Stonehenge is the most famous megalithic (literally meaning ‘big stone’) monument in the world. Dating back an amazing 50,000 years, it’s drawn visitors for literally millennia. A place of ritual sacrifice and sun worship or a massive calendar? Nobody really knows its purpose, but no one who has ever been there will deny, it is truly awe inspiring.
Cornwall and West Devon was the centre of mining technology and it was from here that mining technologies spread across the world. The deep underground mines, engine houses, foundries, new towns, smallholdings, ports and harbours, and ancillary industries together reflect an innovation which, in the early 19th century, enabled the region to produce more than half of the world's supply of copper.
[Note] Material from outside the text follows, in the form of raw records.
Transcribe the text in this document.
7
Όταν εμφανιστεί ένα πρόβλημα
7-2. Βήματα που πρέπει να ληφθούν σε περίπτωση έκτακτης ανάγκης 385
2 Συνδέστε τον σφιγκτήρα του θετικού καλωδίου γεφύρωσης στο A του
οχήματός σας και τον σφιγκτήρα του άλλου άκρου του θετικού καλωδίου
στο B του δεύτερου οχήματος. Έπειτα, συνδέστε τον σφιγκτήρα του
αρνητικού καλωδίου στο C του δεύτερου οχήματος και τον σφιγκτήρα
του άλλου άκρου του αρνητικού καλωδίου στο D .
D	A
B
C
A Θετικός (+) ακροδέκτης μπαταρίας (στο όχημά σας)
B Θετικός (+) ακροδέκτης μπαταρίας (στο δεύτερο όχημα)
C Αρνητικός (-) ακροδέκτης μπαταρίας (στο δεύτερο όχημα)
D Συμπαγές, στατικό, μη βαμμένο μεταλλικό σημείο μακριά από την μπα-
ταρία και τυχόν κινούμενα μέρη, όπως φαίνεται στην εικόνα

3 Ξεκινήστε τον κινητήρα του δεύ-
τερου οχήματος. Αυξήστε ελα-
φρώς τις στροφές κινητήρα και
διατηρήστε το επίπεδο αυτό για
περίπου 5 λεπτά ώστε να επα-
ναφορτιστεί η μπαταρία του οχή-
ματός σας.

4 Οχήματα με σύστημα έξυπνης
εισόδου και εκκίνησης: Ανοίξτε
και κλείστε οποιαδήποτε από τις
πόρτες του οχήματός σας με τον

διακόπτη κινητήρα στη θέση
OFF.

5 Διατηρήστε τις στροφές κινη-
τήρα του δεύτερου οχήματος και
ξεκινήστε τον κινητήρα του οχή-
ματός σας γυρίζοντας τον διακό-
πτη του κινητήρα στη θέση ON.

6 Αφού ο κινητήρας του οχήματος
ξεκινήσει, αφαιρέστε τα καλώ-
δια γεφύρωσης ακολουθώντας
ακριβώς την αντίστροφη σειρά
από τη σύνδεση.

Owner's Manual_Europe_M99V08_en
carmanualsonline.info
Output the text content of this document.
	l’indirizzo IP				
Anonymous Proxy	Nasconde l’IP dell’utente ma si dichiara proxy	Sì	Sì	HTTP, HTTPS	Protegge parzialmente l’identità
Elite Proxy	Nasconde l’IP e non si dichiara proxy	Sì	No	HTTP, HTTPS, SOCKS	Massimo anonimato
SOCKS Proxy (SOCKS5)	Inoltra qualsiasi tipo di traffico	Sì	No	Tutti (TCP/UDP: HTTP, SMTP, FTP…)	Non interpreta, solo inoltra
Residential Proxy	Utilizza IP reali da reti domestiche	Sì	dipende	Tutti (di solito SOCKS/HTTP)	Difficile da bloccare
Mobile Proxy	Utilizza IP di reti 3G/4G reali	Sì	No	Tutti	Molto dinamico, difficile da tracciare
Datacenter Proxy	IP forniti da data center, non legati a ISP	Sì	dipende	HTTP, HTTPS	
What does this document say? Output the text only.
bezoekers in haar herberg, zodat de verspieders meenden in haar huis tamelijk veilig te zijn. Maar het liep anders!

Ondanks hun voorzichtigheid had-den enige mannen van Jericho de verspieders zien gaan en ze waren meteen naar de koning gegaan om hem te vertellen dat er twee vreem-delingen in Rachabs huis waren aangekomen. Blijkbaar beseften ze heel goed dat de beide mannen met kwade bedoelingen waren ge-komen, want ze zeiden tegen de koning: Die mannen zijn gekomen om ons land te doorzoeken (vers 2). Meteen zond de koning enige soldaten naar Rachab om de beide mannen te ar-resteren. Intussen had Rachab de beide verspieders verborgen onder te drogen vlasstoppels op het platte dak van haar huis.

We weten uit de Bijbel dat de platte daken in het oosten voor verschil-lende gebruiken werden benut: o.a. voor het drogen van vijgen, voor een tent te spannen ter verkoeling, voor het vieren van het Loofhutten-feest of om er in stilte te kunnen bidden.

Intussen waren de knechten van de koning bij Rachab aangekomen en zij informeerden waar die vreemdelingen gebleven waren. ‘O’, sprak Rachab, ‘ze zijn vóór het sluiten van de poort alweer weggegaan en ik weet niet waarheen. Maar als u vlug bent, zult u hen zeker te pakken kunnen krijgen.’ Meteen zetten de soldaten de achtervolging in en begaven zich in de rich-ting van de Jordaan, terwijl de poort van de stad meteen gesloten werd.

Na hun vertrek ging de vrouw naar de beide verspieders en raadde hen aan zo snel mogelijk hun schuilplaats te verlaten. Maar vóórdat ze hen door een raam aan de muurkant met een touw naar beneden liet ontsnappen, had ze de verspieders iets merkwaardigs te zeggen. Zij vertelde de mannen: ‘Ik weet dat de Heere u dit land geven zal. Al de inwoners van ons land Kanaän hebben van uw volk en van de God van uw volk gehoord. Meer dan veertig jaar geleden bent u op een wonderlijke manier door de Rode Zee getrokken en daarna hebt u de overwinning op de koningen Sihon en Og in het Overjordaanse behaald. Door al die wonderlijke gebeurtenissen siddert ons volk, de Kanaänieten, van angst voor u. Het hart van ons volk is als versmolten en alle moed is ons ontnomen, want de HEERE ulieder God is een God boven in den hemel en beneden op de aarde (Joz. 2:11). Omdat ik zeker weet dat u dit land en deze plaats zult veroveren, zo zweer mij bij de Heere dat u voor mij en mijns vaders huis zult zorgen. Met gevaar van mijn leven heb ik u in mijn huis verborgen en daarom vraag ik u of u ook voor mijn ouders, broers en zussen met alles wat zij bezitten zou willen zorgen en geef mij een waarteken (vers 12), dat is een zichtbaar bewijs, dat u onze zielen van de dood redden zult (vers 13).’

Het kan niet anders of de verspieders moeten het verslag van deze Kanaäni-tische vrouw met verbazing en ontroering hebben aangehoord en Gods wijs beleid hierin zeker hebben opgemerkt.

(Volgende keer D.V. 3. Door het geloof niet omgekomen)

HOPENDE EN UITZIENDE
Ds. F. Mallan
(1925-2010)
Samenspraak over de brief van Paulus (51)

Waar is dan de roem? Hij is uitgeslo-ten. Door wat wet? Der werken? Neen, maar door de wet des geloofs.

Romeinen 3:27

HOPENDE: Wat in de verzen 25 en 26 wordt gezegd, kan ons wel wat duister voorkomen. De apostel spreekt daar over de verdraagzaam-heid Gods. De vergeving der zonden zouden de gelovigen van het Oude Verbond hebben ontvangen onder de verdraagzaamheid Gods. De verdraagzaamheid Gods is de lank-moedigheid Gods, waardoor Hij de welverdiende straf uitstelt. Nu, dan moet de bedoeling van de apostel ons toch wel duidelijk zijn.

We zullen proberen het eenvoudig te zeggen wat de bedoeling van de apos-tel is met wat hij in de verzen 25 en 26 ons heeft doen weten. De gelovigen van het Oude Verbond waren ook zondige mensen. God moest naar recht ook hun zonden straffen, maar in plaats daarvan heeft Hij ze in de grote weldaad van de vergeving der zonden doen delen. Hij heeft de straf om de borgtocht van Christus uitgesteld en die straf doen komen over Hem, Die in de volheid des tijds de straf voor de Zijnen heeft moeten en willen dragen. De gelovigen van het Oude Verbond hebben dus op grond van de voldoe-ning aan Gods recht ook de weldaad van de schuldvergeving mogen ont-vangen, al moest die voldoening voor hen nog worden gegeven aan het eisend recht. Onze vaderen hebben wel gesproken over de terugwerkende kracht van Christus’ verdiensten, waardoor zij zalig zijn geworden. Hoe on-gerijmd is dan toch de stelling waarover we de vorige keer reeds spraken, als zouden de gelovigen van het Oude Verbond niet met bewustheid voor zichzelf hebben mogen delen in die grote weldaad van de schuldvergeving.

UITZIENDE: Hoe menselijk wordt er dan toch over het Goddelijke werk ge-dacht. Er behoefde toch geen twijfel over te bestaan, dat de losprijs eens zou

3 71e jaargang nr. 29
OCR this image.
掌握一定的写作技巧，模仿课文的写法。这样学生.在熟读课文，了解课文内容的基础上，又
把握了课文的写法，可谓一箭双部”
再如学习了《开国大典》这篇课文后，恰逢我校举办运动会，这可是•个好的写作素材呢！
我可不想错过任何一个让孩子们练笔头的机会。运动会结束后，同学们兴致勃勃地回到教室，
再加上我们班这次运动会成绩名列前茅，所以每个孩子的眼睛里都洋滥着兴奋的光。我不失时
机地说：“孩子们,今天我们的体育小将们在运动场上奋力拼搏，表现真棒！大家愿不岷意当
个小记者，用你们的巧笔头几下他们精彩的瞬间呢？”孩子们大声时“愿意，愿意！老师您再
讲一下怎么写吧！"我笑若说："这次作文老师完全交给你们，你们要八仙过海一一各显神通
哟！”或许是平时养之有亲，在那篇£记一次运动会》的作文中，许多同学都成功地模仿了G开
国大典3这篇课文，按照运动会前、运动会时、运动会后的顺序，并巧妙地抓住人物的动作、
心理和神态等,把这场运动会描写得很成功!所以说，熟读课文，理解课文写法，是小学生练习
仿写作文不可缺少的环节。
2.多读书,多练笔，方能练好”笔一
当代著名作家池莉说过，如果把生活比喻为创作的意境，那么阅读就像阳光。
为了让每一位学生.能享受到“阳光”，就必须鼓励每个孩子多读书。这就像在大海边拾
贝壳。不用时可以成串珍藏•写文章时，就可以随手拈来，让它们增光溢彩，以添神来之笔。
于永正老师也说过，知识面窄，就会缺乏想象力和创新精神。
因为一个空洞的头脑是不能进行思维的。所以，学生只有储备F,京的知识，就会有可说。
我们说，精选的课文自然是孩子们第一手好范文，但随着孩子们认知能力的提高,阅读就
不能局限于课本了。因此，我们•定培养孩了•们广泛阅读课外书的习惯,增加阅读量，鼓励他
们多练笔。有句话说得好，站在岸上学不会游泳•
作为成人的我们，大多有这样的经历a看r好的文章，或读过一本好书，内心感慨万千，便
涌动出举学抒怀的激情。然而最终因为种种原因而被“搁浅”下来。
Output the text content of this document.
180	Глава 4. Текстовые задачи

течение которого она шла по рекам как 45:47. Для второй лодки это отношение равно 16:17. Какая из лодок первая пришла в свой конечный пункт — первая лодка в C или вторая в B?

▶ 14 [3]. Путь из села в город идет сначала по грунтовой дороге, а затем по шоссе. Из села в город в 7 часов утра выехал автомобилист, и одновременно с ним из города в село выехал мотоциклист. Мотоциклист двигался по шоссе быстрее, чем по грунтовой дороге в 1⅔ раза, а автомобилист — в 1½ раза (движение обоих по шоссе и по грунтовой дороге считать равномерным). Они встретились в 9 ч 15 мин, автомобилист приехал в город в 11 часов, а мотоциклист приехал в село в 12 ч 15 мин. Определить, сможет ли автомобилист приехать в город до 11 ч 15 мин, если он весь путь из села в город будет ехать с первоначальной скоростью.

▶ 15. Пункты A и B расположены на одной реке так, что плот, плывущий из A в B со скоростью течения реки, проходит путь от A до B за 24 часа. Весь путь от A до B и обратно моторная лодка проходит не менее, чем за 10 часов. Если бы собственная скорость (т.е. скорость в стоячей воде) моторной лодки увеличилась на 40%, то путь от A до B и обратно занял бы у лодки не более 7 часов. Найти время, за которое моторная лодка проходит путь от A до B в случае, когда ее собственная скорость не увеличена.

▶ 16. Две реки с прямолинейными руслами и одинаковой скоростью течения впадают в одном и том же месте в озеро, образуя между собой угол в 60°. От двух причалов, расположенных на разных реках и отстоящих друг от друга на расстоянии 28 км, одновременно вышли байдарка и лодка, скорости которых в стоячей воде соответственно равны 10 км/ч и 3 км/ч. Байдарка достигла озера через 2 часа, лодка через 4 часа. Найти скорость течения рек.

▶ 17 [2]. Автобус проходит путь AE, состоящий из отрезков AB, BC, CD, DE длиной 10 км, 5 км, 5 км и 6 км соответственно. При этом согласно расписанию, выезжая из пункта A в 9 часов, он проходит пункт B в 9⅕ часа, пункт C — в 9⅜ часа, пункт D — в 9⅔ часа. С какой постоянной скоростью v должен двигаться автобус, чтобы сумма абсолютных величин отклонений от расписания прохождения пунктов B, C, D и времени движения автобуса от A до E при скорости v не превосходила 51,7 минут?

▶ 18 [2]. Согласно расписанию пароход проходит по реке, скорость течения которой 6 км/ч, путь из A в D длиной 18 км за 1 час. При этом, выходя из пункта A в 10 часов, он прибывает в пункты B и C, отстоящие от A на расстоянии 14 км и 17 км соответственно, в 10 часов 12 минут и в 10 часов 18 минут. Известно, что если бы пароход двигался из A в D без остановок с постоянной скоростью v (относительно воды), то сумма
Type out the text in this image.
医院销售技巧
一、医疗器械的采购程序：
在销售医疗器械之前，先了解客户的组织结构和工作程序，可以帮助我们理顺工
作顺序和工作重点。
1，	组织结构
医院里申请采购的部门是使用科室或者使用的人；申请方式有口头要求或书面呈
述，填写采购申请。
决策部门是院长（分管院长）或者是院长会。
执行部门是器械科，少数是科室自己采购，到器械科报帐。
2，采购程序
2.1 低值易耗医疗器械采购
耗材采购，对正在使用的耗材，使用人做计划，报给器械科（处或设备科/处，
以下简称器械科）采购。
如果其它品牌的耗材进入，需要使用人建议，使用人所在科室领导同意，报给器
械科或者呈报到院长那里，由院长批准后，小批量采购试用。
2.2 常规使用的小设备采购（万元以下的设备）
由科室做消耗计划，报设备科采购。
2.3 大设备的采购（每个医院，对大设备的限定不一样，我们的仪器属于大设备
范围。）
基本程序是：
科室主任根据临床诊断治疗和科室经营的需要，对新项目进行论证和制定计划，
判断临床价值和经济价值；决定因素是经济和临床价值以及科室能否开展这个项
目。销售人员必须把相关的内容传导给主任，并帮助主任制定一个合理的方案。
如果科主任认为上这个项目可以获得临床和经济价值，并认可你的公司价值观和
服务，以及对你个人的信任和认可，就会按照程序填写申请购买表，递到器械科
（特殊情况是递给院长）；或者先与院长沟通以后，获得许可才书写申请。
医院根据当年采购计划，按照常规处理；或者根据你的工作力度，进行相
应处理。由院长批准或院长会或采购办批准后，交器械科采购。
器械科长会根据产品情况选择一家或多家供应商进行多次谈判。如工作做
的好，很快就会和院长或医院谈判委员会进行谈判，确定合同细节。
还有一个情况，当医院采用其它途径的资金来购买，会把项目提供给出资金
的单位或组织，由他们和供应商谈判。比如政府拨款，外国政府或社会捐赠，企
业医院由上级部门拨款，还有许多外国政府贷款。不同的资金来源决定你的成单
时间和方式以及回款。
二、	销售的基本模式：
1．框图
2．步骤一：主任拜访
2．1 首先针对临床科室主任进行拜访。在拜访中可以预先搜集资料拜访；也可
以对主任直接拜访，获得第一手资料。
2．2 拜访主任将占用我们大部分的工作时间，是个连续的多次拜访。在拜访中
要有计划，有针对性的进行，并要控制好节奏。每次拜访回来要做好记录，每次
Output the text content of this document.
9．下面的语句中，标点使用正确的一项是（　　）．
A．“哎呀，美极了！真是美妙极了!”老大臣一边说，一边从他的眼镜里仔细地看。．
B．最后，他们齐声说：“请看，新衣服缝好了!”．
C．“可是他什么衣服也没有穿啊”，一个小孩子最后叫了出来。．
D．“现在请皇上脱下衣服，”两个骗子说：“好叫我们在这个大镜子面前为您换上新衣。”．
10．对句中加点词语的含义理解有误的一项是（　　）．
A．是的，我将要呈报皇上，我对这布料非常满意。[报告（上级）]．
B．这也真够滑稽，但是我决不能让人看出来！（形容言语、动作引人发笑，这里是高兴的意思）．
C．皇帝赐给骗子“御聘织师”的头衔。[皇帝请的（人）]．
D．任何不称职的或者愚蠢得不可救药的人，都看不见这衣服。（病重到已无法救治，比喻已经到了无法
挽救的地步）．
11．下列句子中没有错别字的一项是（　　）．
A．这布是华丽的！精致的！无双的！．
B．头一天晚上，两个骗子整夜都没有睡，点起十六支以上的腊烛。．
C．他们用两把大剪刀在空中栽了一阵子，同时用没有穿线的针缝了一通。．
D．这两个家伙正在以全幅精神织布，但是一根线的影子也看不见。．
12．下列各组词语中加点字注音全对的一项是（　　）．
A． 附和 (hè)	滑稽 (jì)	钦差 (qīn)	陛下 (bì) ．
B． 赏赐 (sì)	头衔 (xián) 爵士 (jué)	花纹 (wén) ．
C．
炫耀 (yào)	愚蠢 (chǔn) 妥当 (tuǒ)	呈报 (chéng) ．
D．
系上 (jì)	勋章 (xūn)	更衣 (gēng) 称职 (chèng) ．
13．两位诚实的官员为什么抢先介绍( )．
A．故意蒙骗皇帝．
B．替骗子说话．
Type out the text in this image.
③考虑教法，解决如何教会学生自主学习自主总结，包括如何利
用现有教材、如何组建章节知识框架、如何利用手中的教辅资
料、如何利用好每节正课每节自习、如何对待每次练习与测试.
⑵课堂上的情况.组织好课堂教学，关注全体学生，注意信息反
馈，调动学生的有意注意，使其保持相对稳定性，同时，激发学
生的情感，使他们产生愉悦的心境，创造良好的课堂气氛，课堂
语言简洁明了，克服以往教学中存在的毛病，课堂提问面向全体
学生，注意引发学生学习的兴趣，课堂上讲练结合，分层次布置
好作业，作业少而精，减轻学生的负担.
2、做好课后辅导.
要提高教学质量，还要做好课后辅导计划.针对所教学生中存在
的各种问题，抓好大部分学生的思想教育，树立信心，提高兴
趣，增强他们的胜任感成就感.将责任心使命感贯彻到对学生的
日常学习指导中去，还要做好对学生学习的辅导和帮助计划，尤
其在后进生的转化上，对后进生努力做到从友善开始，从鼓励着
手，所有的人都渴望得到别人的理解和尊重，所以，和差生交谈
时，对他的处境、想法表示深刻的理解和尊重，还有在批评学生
The Dorset and East Devon Coast, also known as The Jurassic Coast was the first ever site to be inscribed as a 'natural' World Heritage Site. It spans 95 miles of dramatic coastline all the way from East Devon to Dorset. What makes this coast so special is the way its cliff exposures provide an almost continuous geological 'walk through time' spanning the Triassic, Jurassic and Cretaceous periods - a time capsule holding 185 million years of the Earth's history.
Giant's Causeway lies at the foot of the basalt cliffs along the rugged Antrim coast of Northern Ireland. This intriguing rock formation is made up of some 40,000 massive black basalt columns sticking out of the sea and has been shrouded in myth and legend for centuries. And as soon as you see it you'll understand why - it's hard to believe this bizarre rock structure was naturally formed.
The Tower of London has been a part of British royal history for nearly 1,000 years, and has become a national symbol of royalty and power. The massive White Tower is a typical example of Norman military architecture. It was built on the Thames by William the Conqueror to protect London and assert his power.